Bugünkü Hürriyet IK Gazetesinde yayınlanan “OHAL İstihdamı Nasıl Etkiledi” konulu haberin içinde yer alan kısa açıklamam. Ben, bir çok olumsuzluğu da dile getirdim ama habere ayrılan yer kısa olduğu için bu kadarını almışlar. Şu anda herkes “bekle gör” modunda, tüm bu yaşadıklarımızın üzerine artçılar gelmez ise zaten dipte olduğumuz için bayram sonrası hafif de olsa olumlu bir kıpırdanma olacaktır diye düşünüyorum. Ama çok açık bir gerçek var ki yabancı yatırımcıyı çok korkuttuk, onların tekrar dönmesi biraz zaman alacaktır. İyi Pazarlar 😊

Bir İnşaat Mühendisi öğrencisine tavsiyelerim

Klişe olacak ama her şeyden önce kendine yatırım yap. Sadece iyi bir İnşaat Mühendisi olmaya değil, iyi bir yönetici, iyi bir insan olmaya çalış. Çok iyi bir gözlemci ol, gözlediklerinden iyi sentezler yapabilecek şekilde kendini geliştir. Kültürü, sanatı hayatının içine kat, heyecanını hiç kaybetme…

30’lu, 40’lı, 50’li yaşlara yönelik küçük bir analiz

30’lu yaşlarda hayatın akışına kapılıp gidiyorsun, her şeyin daha iyisi, her şeyin daha çoğu peşinde koşarken zamanın nasıl geçtiğini de pek fazla anlamıyorsun. 40’lı yaşlarında çevrendeki fazlalıklardan, senin enerjini, zamanını çalan insanlardan arındırıyorsun kendini, 50’li yaşlarda ise çevren biraz temizlenince kendi içine dönebiliyorsun, kafanın içini sterilize edip, daha yalınlaşıyorsun ve tekrar 20’lerinde olduğu gibi, aynı enerji ile olmasa da daha sakin bir şekilde sen yönetmeye başlıyorsun hayatını. 30’lu yaşlardaki enerji fazlalığının seni düşürdüğü tuzakların daha bir farkındasın artık. Yalınlık ve sakinlik oluyor pusulan. Hayatın fırtınalarının yanaşmak durumunda bıraktığı bir teknenin değil, rotasını belirlediğin bir geminin kaptan köşkündesin bundan sonra ama yine de denize ve havaya güvenilmeyeceğini biliyorsun. Seni bekleyen en büyük tehlike hırsını ve öfkeni kaybedip konformizmin çekiciliğine kapılarak kendini yenileyememe tehlikesi ile karşı karşıya kalmak.

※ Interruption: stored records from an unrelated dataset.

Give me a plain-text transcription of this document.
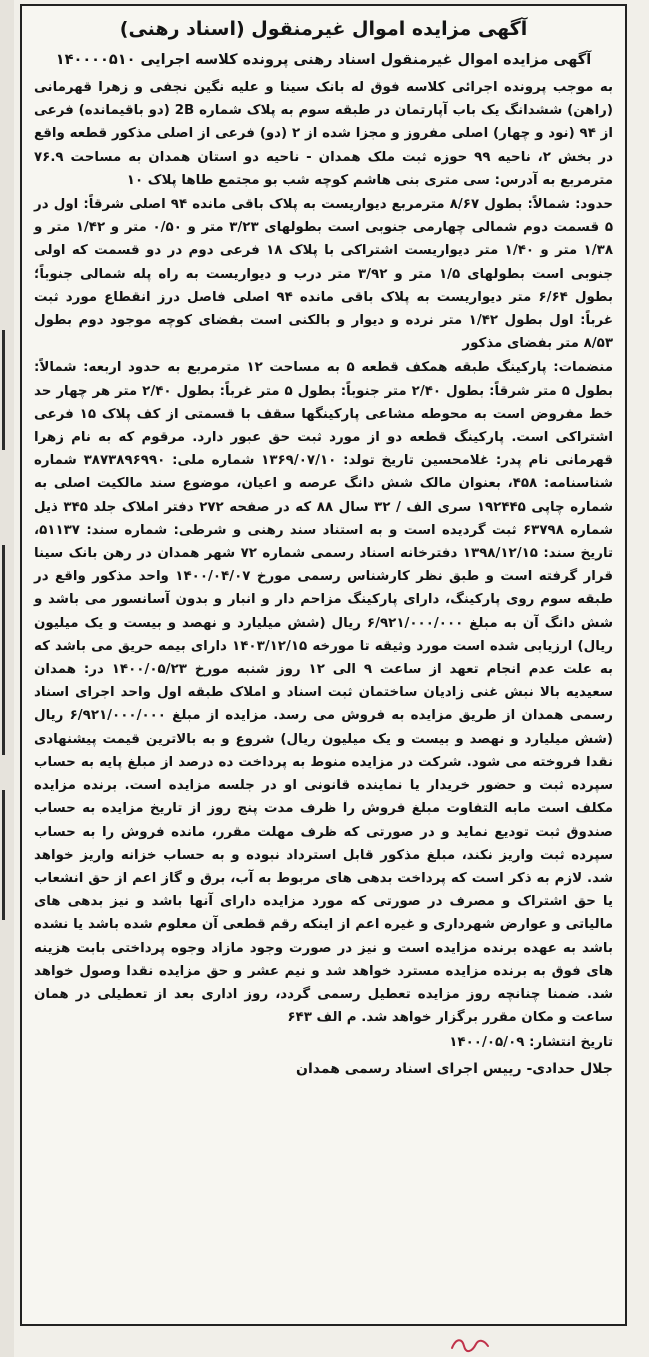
آگهی مزایده اموال غیرمنقول (اسناد رهنی)
آگهی مزایده اموال غیرمنقول اسناد رهنی پرونده کلاسه اجرایی ۱۴۰۰۰۰۵۱۰
به موجب پرونده اجرائی کلاسه فوق له بانک سینا و علیه نگین نجفی و زهرا قهرمانی (راهن) ششدانگ یک باب آپارتمان در طبقه سوم به پلاک شماره 2B (دو باقیمانده) فرعی از ۹۴ (نود و چهار) اصلی مفروز و مجزا شده از ۲ (دو) فرعی از اصلی مذکور قطعه واقع در بخش ۲، ناحیه ۹۹ حوزه ثبت ملک همدان - ناحیه دو استان همدان به مساحت ۷۶.۹ مترمربع به آدرس: سی متری بنی هاشم کوچه شب بو مجتمع طاها پلاک ۱۰
حدود: شمالاً: بطول ۸/۶۷ مترمربع دیواریست به پلاک باقی مانده ۹۴ اصلی شرقاً: اول در ۵ قسمت دوم شمالی چهارمی جنوبی است بطولهای ۳/۲۳ متر و ۰/۵۰ متر و ۱/۴۲ متر و ۱/۳۸ متر و ۱/۴۰ متر دیواریست اشتراکی با پلاک ۱۸ فرعی دوم در دو قسمت که اولی جنوبی است بطولهای ۱/۵ متر و ۳/۹۲ متر درب و دیواریست به راه پله شمالی جنوباً؛ بطول ۶/۶۴ متر دیواریست به پلاک باقی مانده ۹۴ اصلی فاصل درز انقطاع مورد ثبت غرباً: اول بطول ۱/۴۲ متر نرده و دیوار و بالکنی است بفضای کوچه موجود دوم بطول ۸/۵۳ متر بفضای مذکور
منضمات: پارکینگ طبقه همکف قطعه ۵ به مساحت ۱۲ مترمربع به حدود اربعه: شمالاً: بطول ۵ متر شرقاً: بطول ۲/۴۰ متر جنوباً: بطول ۵ متر غرباً: بطول ۲/۴۰ متر هر چهار حد خط مفروض است به محوطه مشاعی پارکینگها سقف با قسمتی از کف پلاک ۱۵ فرعی اشتراکی است. پارکینگ قطعه دو از مورد ثبت حق عبور دارد. مرقوم که به نام زهرا قهرمانی نام پدر: غلامحسین تاریخ تولد: ۱۳۶۹/۰۷/۱۰ شماره ملی: ۳۸۷۳۸۹۶۹۹۰ شماره شناسنامه: ۴۵۸، بعنوان مالک شش دانگ عرصه و اعیان، موضوع سند مالکیت اصلی به شماره چاپی ۱۹۲۴۴۵ سری الف / ۳۲ سال ۸۸ که در صفحه ۲۷۲ دفتر املاک جلد ۳۴۵ ذیل شماره ۶۳۷۹۸ ثبت گردیده است و به استناد سند رهنی و شرطی: شماره سند: ۵۱۱۳۷، تاریخ سند: ۱۳۹۸/۱۲/۱۵ دفترخانه اسناد رسمی شماره ۷۲ شهر همدان در رهن بانک سینا قرار گرفته است و طبق نظر کارشناس رسمی مورخ ۱۴۰۰/۰۴/۰۷ واحد مذکور واقع در طبقه سوم روی پارکینگ، دارای پارکینگ مزاحم دار و انبار و بدون آسانسور می باشد و شش دانگ آن به مبلغ ۶/۹۲۱/۰۰۰/۰۰۰ ریال (شش میلیارد و نهصد و بیست و یک میلیون ریال) ارزیابی شده است مورد وثیقه تا مورخه ۱۴۰۳/۱۲/۱۵ دارای بیمه حریق می باشد که به علت عدم انجام تعهد از ساعت ۹ الی ۱۲ روز شنبه مورخ ۱۴۰۰/۰۵/۲۳ در: همدان سعیدیه بالا نبش غنی زادیان ساختمان ثبت اسناد و املاک طبقه اول واحد اجرای اسناد رسمی همدان از طریق مزایده به فروش می رسد. مزایده از مبلغ ۶/۹۲۱/۰۰۰/۰۰۰ ریال (شش میلیارد و نهصد و بیست و یک میلیون ریال) شروع و به بالاترین قیمت پیشنهادی نقدا فروخته می شود. شرکت در مزایده منوط به پرداخت ده درصد از مبلغ پایه به حساب سپرده ثبت و حضور خریدار یا نماینده قانونی او در جلسه مزایده است. برنده مزایده مکلف است مابه التفاوت مبلغ فروش را ظرف مدت پنج روز از تاریخ مزایده به حساب صندوق ثبت تودیع نماید و در صورتی که ظرف مهلت مقرر، مانده فروش را به حساب سپرده ثبت واریز نکند، مبلغ مذکور قابل استرداد نبوده و به حساب خزانه واریز خواهد شد. لازم به ذکر است که پرداخت بدهی های مربوط به آب، برق و گاز اعم از حق انشعاب یا حق اشتراک و مصرف در صورتی که مورد مزایده دارای آنها باشد و نیز بدهی های مالیاتی و عوارض شهرداری و غیره اعم از اینکه رقم قطعی آن معلوم شده باشد یا نشده باشد به عهده برنده مزایده است و نیز در صورت وجود مازاد وجوه پرداختی بابت هزینه های فوق به برنده مزایده مسترد خواهد شد و نیم عشر و حق مزایده نقدا وصول خواهد شد. ضمنا چنانچه روز مزایده تعطیل رسمی گردد، روز اداری بعد از تعطیلی در همان ساعت و مکان مقرر برگزار خواهد شد. م الف ۶۴۳
تاریخ انتشار: ۱۴۰۰/۰۵/۰۹
جلال حدادی- رییس اجرای اسناد رسمی همدان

Hangi kitap iyidir, hangi film seyredilmelidir diye düşünenler için kısa bir not

Okuduğunuz kitap, seyrettiğiniz film sizin dünyayı daha iyi anlamanıza ve beraberinde dünyayı daha güzel bir yer yapmanıza imkan veriyor mu? Bu soruya evet diyebiliyorsam, o kitap, o film iyidir benim için. Yoksa eleştiri yazarlarının öyle uzun uzun yazdıkları fazla da etkilemez beni.

Çanakkale Mimarlar Odasındaki Seminerim Sonrası

Çanakkale Mimarlar Odası’nın insanın motivasyonunu arttıran güzel salonunda, harika bir katılımla 2 saati aşan keyifli bir seminer oldu. Bu güzel etkinlik için beni davet eden Çanakkale Mimarlar Odası’na, İnşaat Mühendisleri Odası’na ve sevgili Filiz Bahar’a çok teşekkür ederim.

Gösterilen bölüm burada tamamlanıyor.